This may sound counterintuitive, but the wobbly world economy is driving fine art investment like never before. Most people are short on the kind of disposable income required to purchase notable works of art these days. But the deep-pocketed 1 percent are going at art auctions hammer and tongs, ponying up record-busting sums across the fine art spectrum. Rich investors are now seeing art as a stable form of wealth management in uncertain times, especially when compared with the imperiled dollar or euro. And a lot more fun, apparently. As artist John Baldessari told The Economist, "you can acquire something much better to look at than a stock certificate." Paying a record price is considered a smooth move, fueling both the value and allure of the work, as well as the buyer's. Case in point: At an art auction at Christie's last spring, 41 works sold for more than $1 million apiece; nine for more than $10 million. In May, the 1961 Mark Rothko painting "Orange, Red, Yellow" sold for $86.9 million. And Andy Warhol's "Eight Elvises" recently garnered a cool $100 million, thank you very much.
Now enter the Chinese, who know a good investment when they see one. They have quietly been paying top prices for masterpieces, and China has just recently surpassed the United States as the world's largest market for fine art. But the top is the top.

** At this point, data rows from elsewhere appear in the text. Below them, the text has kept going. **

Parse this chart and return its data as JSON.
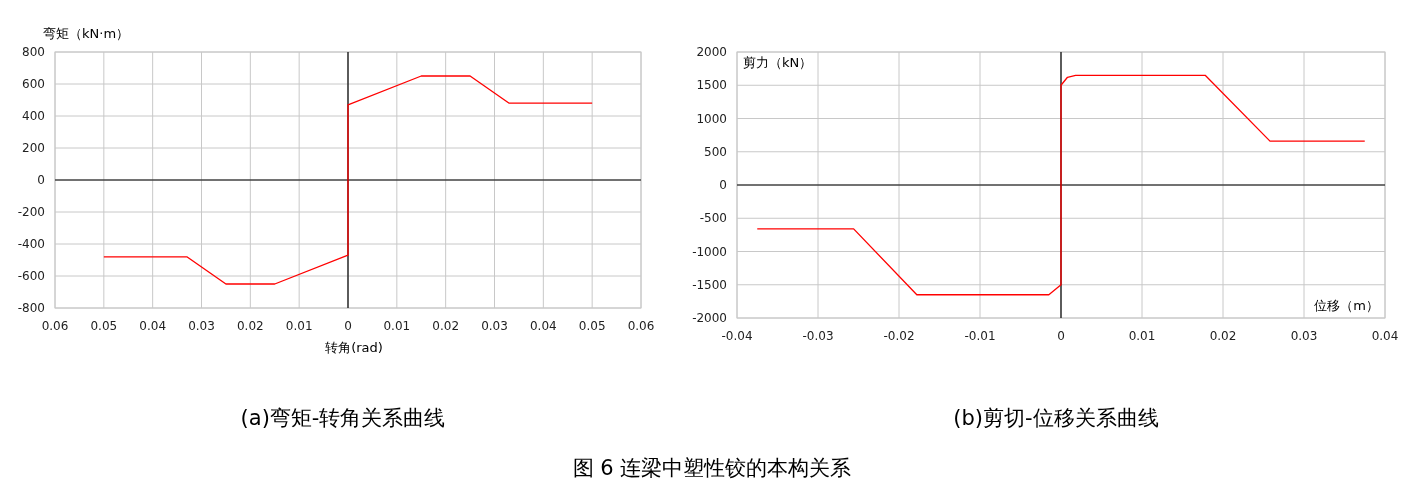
{
  "chart_data": [
    {
      "type": "line",
      "title": "(a)弯矩-转角关系曲线",
      "xlabel": "转角(rad)",
      "ylabel": "弯矩（kN·m）",
      "annotations": [
        "图 6  连梁中塑性铰的本构关系"
      ],
      "grid": true,
      "xlim": [
        -0.06,
        0.06
      ],
      "ylim": [
        -800,
        800
      ],
      "xticks": [
        {
          "value": -0.06,
          "label": "0.06"
        },
        {
          "value": -0.05,
          "label": "0.05"
        },
        {
          "value": -0.04,
          "label": "0.04"
        },
        {
          "value": -0.03,
          "label": "0.03"
        },
        {
          "value": -0.02,
          "label": "0.02"
        },
        {
          "value": -0.01,
          "label": "0.01"
        },
        0,
        0.01,
        0.02,
        0.03,
        0.04,
        0.05,
        0.06
      ],
      "yticks": [
        -800,
        -600,
        -400,
        -200,
        0,
        200,
        400,
        600,
        800
      ],
      "series": [
        {
          "color": "#ff0000",
          "x": [
            -0.05,
            -0.033,
            -0.025,
            -0.015,
            0,
            0,
            0.015,
            0.025,
            0.033,
            0.05
          ],
          "values": [
            -480,
            -480,
            -650,
            -650,
            -470,
            470,
            650,
            650,
            480,
            480
          ]
        }
      ]
    },
    {
      "type": "line",
      "title": "(b)剪切-位移关系曲线",
      "xlabel": "位移（m）",
      "ylabel": "剪力（kN）",
      "grid": true,
      "xlim": [
        -0.04,
        0.04
      ],
      "ylim": [
        -2000,
        2000
      ],
      "xticks": [
        -0.04,
        -0.03,
        -0.02,
        -0.01,
        0,
        0.01,
        0.02,
        0.03,
        0.04
      ],
      "yticks": [
        -2000,
        -1500,
        -1000,
        -500,
        0,
        500,
        1000,
        1500,
        2000
      ],
      "series": [
        {
          "color": "#ff0000",
          "x": [
            -0.0375,
            -0.0256,
            -0.0178,
            -0.0015,
            0,
            0,
            0.0008,
            0.0018,
            0.0178,
            0.0258,
            0.0375
          ],
          "values": [
            -660,
            -660,
            -1650,
            -1650,
            -1500,
            1500,
            1620,
            1650,
            1650,
            660,
            660
          ]
        }
      ]
    }
  ]
}
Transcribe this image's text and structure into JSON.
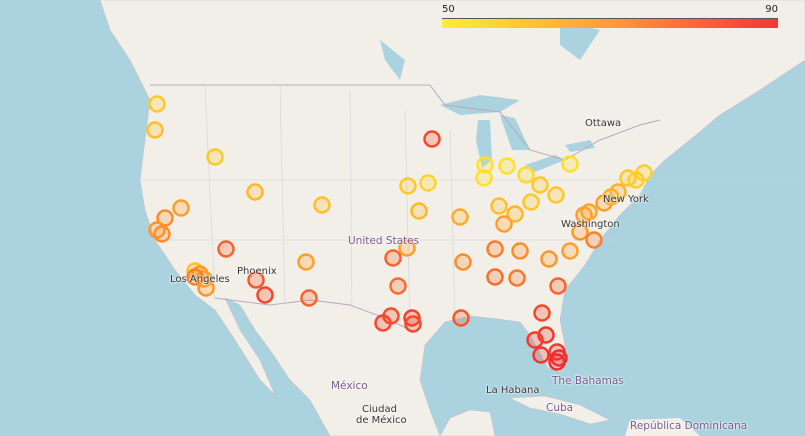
{
  "legend": {
    "min": "50",
    "max": "90",
    "colors": [
      "#ffee33",
      "#ff9a3a",
      "#f53636"
    ]
  },
  "colors": {
    "ocean": "#aad3df",
    "land": "#f2efe9",
    "border": "#b9a8c0"
  },
  "labels": {
    "ottawa": "Ottawa",
    "new_york": "New York",
    "washington": "Washington",
    "united_states": "United States",
    "phoenix": "Phoenix",
    "los_angeles": "Los Angeles",
    "mexico": "México",
    "ciudad_de_mexico_1": "Ciudad",
    "ciudad_de_mexico_2": "de México",
    "la_habana": "La Habana",
    "bahamas": "The Bahamas",
    "cuba": "Cuba",
    "republica_dominicana": "República Dominicana"
  },
  "markers": [
    58,
    60,
    58,
    62,
    68,
    72,
    70,
    72,
    80,
    60,
    70,
    68,
    75,
    70,
    82,
    85,
    68,
    80,
    60,
    85,
    58,
    55,
    62,
    68,
    80,
    78,
    84,
    85,
    86,
    85,
    82,
    72,
    65,
    52,
    52,
    52,
    54,
    58,
    52,
    58,
    60,
    62,
    58,
    68,
    75,
    72,
    78,
    76,
    70,
    68,
    80,
    68,
    70,
    74,
    66,
    68,
    64,
    64,
    58,
    56,
    56,
    85,
    88,
    87,
    88,
    88,
    90,
    90
  ]
}
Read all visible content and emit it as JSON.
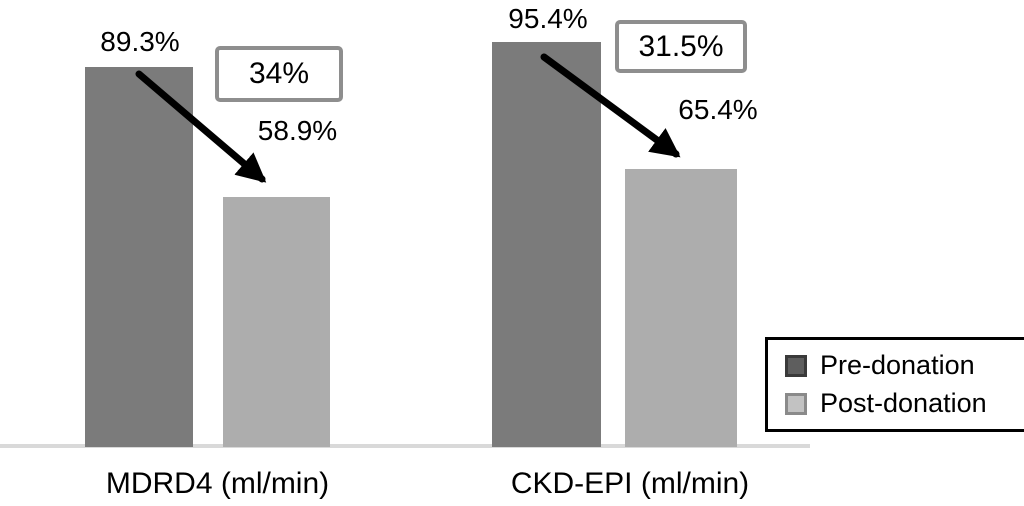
{
  "chart_data": {
    "type": "bar",
    "categories": [
      "MDRD4 (ml/min)",
      "CKD-EPI (ml/min)"
    ],
    "series": [
      {
        "name": "Pre-donation",
        "values": [
          89.3,
          95.4
        ],
        "color": "#7b7b7b"
      },
      {
        "name": "Post-donation",
        "values": [
          58.9,
          65.4
        ],
        "color": "#adadad"
      }
    ],
    "value_suffix": "%",
    "title": "",
    "xlabel": "",
    "ylabel": "",
    "grid": false,
    "axes_hidden": true,
    "legend_position": "bottom-right",
    "annotations": [
      {
        "category": "MDRD4 (ml/min)",
        "boxed_text": "34%"
      },
      {
        "category": "CKD-EPI (ml/min)",
        "boxed_text": "31.5%"
      }
    ]
  },
  "groups": [
    {
      "axis_label": "MDRD4 (ml/min)",
      "pre_label": "89.3%",
      "post_label": "58.9%",
      "drop_box_label": "34%"
    },
    {
      "axis_label": "CKD-EPI (ml/min)",
      "pre_label": "95.4%",
      "post_label": "65.4%",
      "drop_box_label": "31.5%"
    }
  ],
  "legend": {
    "items": [
      {
        "label": "Pre-donation",
        "swatch_color": "#5e5e5e"
      },
      {
        "label": "Post-donation",
        "swatch_color": "#c2c2c2"
      }
    ]
  },
  "colors": {
    "pre_bar": "#7b7b7b",
    "post_bar": "#adadad",
    "baseline": "#d9d9d9",
    "annotation_box_border": "#8e8e8e",
    "arrow": "#000000",
    "text": "#000000",
    "legend_border": "#000000"
  }
}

What about the rest of the market?
The news for the other 99 percent is not so hot. With all the serious money and buyers crowded onto the tip of the art market iceberg, the rest of it is crumbling because of lack of exposure and dwindling sales. Few new artists are deemed collectible, and many galleries have closed their doors. Here in Boston, nine major galleries have shuttered in the past four years. Several had been displaying art since the 1950s. The ease of browsing, locating, and buying works on the Internet is a pernicious gallery slayer. So is the bunnylike proliferation of art fairs. Works priced between $500 and $1,000 still hold appeal for younger collectors, but many artists who are down-pricing report earnings 50 to 80 percent less than what they were making before the recession of 2008 knocked the art market – and potential customers' "mad money" – for a loop.
For the moment, at least, big-name buyers and sellers will make millions, and no-name artists will continue to make art, just for the love of it.